Menko Airlangga: Gerakkan Ekonomi, Ojol Pahlawan Masyarakat Saat PPKM

23 0

JAKARTA – Ada banyak profesi yang memberikan kontribusi besar membantu masyarakat sepanjang penerapan PPKM. Salah satunya adalah profesi ojek, terutama ojek online (Ojol) yang melayani beragam kebutuhan masyarakat. Melayani pengantaran barang (makanan, minuman, dan paket lainnya). Ekonomi masyarakat pun tetap bergerak dengan ojol sebagai penghubungnya.

“Teman-teman ojol ini adalah pahlawan-pahlawan kita,. Membawa kebutuhan masyarakat dari warung. Dari restoran ke rumah-rumah masyarakat yang sedang bekerja dari rumah,” ujar Menteri Koordinator Bidang Perekonomian Airlangga Hartarto.

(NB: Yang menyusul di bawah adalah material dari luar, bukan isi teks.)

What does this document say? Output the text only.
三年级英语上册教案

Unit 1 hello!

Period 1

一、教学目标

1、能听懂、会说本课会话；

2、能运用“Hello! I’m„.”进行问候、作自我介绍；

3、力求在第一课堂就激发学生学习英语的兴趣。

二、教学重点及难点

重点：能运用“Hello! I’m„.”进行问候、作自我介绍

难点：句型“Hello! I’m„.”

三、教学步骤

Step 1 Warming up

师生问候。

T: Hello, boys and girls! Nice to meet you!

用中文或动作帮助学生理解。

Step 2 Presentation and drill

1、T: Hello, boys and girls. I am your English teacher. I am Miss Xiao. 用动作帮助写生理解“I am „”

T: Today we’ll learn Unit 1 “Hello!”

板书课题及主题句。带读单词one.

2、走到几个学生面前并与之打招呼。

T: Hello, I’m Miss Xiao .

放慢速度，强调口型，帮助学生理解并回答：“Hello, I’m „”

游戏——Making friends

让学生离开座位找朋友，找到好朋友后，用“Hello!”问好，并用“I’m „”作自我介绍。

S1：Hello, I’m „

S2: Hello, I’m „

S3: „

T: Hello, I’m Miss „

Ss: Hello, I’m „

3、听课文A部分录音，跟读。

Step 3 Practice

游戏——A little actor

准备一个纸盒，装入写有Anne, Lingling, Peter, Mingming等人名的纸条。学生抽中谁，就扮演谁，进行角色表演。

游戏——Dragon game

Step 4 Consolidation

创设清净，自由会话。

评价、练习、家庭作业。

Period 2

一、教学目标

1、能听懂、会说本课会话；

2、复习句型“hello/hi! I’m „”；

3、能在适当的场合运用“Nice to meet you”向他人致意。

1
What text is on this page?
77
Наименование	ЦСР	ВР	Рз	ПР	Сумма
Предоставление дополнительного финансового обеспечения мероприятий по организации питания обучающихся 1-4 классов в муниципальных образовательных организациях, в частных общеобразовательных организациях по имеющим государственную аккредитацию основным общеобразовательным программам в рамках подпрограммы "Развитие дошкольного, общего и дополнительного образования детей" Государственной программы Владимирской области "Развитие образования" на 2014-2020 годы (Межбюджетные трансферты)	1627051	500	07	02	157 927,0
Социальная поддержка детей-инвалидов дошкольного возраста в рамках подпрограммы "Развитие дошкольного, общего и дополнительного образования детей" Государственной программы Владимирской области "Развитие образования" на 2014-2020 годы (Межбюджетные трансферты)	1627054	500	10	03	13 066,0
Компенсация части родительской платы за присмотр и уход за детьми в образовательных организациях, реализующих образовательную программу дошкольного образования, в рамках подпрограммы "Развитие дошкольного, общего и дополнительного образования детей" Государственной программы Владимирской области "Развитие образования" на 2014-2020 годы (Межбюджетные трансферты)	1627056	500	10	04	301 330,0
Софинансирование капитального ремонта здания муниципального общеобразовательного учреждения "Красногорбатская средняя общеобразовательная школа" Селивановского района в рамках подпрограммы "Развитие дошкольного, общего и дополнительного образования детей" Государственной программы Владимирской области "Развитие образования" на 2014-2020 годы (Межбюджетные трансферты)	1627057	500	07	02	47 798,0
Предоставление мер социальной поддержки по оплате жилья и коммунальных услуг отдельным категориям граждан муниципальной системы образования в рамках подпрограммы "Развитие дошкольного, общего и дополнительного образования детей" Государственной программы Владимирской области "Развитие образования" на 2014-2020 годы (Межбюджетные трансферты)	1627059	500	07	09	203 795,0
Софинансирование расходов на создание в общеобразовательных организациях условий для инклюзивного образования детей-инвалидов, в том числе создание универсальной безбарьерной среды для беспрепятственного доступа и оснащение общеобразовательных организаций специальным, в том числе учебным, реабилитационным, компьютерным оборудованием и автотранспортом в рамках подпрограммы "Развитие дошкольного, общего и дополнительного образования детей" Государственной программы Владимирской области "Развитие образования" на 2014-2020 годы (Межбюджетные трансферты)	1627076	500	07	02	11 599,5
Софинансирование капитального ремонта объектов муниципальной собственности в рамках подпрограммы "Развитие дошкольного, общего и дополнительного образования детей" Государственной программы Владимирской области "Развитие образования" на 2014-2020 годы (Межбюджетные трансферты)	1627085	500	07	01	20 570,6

Mengacu data Gabungan Aksi Roda Dua (Garda) pada awal Juli 2021, layanan pengantaran barang pada episode PPKM Darurat (sekarang PPKM Level 4) akan naik dibandingkan periode PSBB. Kenaikkannya layanan pengantaran barang bahkan diprediksi mencapai 20%. Airlangga menambahkan, profesi ojek membuat perekonomian terus bergerak.

“Pandemi Covid-19 membuat pemerintah melakukan banyak pembatasan. Pengemudi ojek inilah yang membuat ekonomi terus berputar. Beban ekonomi masyarakat berkurang,” terang Airlangga yang juga Ketua Umum Partai Golkar tersebut.

Merespon beban perekonomian masyarakat, sejumlah bantuan sosial sudah dialirkan. Terbaru, ada bantuan sosial berupa penambahan beras 10 Kg bagi 28,8 Juta orang. Ada juga Kartu Sembako PPKM yang menjadi usulan baru dari daerah. Kartu Sembako PPKM diperuntukkan bagi 5,9 Juta orang. Bantuan lainnya adalah satu juta warung dan pedagang kaki lima di wilayah yg dikenakan PPKM level 3 dan 4, yang total besarannya senilai Rp1,2 T.

Sebelumnya bantuan rutin juga terus dibagikan pemerintah. Ada bantuan sembako untuk 18,8 juta Keluarga Penerima Manfaat (KPM). Ada juga perpanjangan Bantuan Sosial Tunai ( BST) dalam dua bulan untuk 10 juta KPM dan Bantuan Usaha Produktif untuk 3 juta usaha mikro. “Bantuan yang diberikan harus dioptimalkan sebaik-baiknya. Sekarang yang utama adalah masyarakat terus mengetatkan protokol kesehatan,” tegas Airlangga lagi.

Sementara, apresiasi pun diberikan masyarakat kepada Airlangga. Suzzana yang menjadi istri driver ojol mengaku masih memiliki akses pendapatan. Dapurnya tetap mengepul karena tertolong oleh pengantaran paket online suaminya. Dari pagi hingga malam, suami Suzzana terus bekerja keras menutupi kebutuhan keluarganya selama PPKM. Apalagi, tempat Suzzana bekerja di bidang konveksi ditutup sementara.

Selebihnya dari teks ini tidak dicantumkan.